Tuesday, 14 February 2012

Africa IP Summit short a Development Dimension?

The Africa IP Summit - what is it?

In short: "The first-ever, continent-wide Africa Intellectual Property Forum: Intellectual Property, Regional Integration and Economic Growth in Africa!" according to the

Commmericial Law Development Program (CLDP) of the Office of General Counsel United States Department of Commerce.

Some meat: "[a] ministerial level Forum will focus on the Dynamic Role of Intellectual Property Protection and Enforcement in Promoting Knowledge-Based Economies Through Innovation, Trade and Investment. In a truly international effort, the governments of the France, Japan, South Africa, and the United States, and the World Intellectual Property Organization (WIPO), in collaboration with the African Intellectual Property Organization (OAPI), the African Regional Intellectual Property Organization (ARIPO), and the international private sector, will bring together 600-800 public officials and private IP stakeholders to discuss the integral and critical role of IP in African economic growth through the incentivizing of creation, innovation, trade, and investment."

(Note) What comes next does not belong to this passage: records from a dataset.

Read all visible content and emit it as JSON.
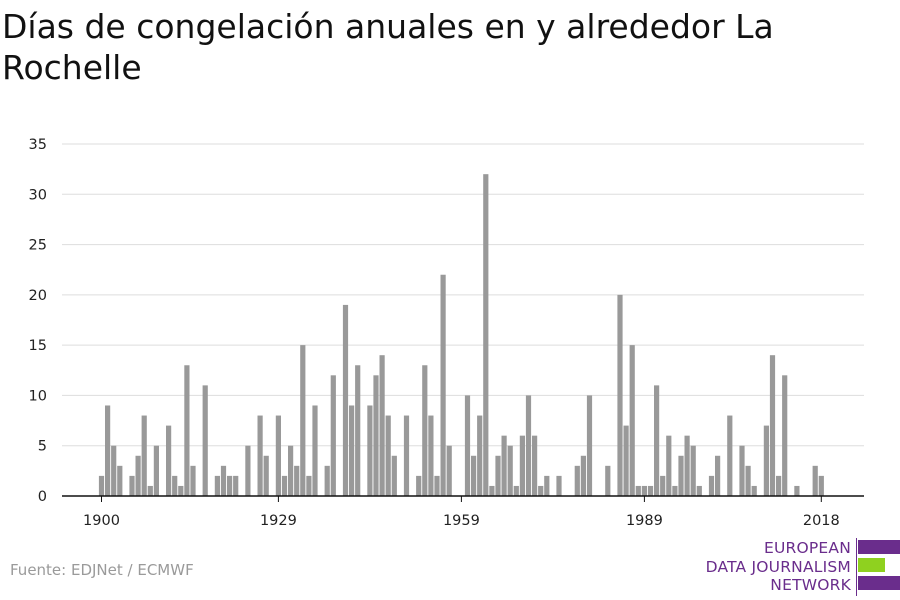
{
  "title": "Días de congelación anuales en y alrededor La Rochelle",
  "source": "Fuente: EDJNet / ECMWF",
  "logo": {
    "lines": [
      "EUROPEAN",
      "DATA JOURNALISM",
      "NETWORK"
    ],
    "colors": {
      "purple": "#6a2d8c",
      "green": "#8fd11f"
    }
  },
  "chart_data": {
    "type": "bar",
    "title": "Días de congelación anuales en y alrededor La Rochelle",
    "xlabel": "",
    "ylabel": "",
    "x": [
      1900,
      1901,
      1902,
      1903,
      1904,
      1905,
      1906,
      1907,
      1908,
      1909,
      1910,
      1911,
      1912,
      1913,
      1914,
      1915,
      1916,
      1917,
      1918,
      1919,
      1920,
      1921,
      1922,
      1923,
      1924,
      1925,
      1926,
      1927,
      1928,
      1929,
      1930,
      1931,
      1932,
      1933,
      1934,
      1935,
      1936,
      1937,
      1938,
      1939,
      1940,
      1941,
      1942,
      1943,
      1944,
      1945,
      1946,
      1947,
      1948,
      1949,
      1950,
      1951,
      1952,
      1953,
      1954,
      1955,
      1956,
      1957,
      1958,
      1959,
      1960,
      1961,
      1962,
      1963,
      1964,
      1965,
      1966,
      1967,
      1968,
      1969,
      1970,
      1971,
      1972,
      1973,
      1974,
      1975,
      1976,
      1977,
      1978,
      1979,
      1980,
      1981,
      1982,
      1983,
      1984,
      1985,
      1986,
      1987,
      1988,
      1989,
      1990,
      1991,
      1992,
      1993,
      1994,
      1995,
      1996,
      1997,
      1998,
      1999,
      2000,
      2001,
      2002,
      2003,
      2004,
      2005,
      2006,
      2007,
      2008,
      2009,
      2010,
      2011,
      2012,
      2013,
      2014,
      2015,
      2016,
      2017,
      2018,
      2019,
      2020
    ],
    "values": [
      2,
      9,
      5,
      3,
      0,
      2,
      4,
      8,
      1,
      5,
      0,
      7,
      2,
      1,
      13,
      3,
      0,
      11,
      0,
      2,
      3,
      2,
      2,
      0,
      5,
      0,
      8,
      4,
      0,
      8,
      2,
      5,
      3,
      15,
      2,
      9,
      0,
      3,
      12,
      0,
      19,
      9,
      13,
      0,
      9,
      12,
      14,
      8,
      4,
      0,
      8,
      0,
      2,
      13,
      8,
      2,
      22,
      5,
      0,
      0,
      10,
      4,
      8,
      32,
      1,
      4,
      6,
      5,
      1,
      6,
      10,
      6,
      1,
      2,
      0,
      2,
      0,
      0,
      3,
      4,
      10,
      0,
      0,
      3,
      0,
      20,
      7,
      15,
      1,
      1,
      1,
      11,
      2,
      6,
      1,
      4,
      6,
      5,
      1,
      0,
      2,
      4,
      0,
      8,
      0,
      5,
      3,
      1,
      0,
      7,
      14,
      2,
      12,
      0,
      1,
      0,
      0,
      3,
      2,
      0,
      0
    ],
    "ylim": [
      0,
      35
    ],
    "xlim": [
      1900,
      2020
    ],
    "yticks": [
      0,
      5,
      10,
      15,
      20,
      25,
      30,
      35
    ],
    "xticks": [
      1900,
      1929,
      1959,
      1989,
      2018
    ],
    "grid": true,
    "legend": "none",
    "colors": {
      "bar": "#999999",
      "grid": "#dddddd",
      "axis": "#111111",
      "text": "#222222"
    }
  }
}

Sounds really good (I mean really really good- Africa needs IP attention) so far so what is all the fuss about? According to the critics (100 NGOs) and a number of others, some of whom have written in to Afro-IP:

In short: the April 2012 agenda is lacking a Development Dimension

Some meat: here is the letter addressed to WIPO with signatures of 100 NGOs summarised as follows:

* there is a conflict of interest created by pro TRIPS plus agenda/standards countries - US, France and Japan - who support the controversial ACTA and EPAs to the detriment of developing countries, and the involvement of private sector sponsorship "who have a strong stake in IP enforcement."
* important development issues such as flexibility eg compulsory licensing; access to medicines and access to knowledge appear to be disregarded.
* The agenda is too heavily focussed on anti-counterfeit legislation in dealing with counterfeit medicine (which apparently is not in WIPO's mandate).
* Lack of transparency and information.
* No guarantee of participation at the event, even if you register.

The call is for a postponement of the meeting to address the criticisms.

Some more meat: more comment on the criticism is available here, here and here.

Afro Leo has a call scheduled with the conference organisers tomorrow evening GMT and expects to report on developments after that.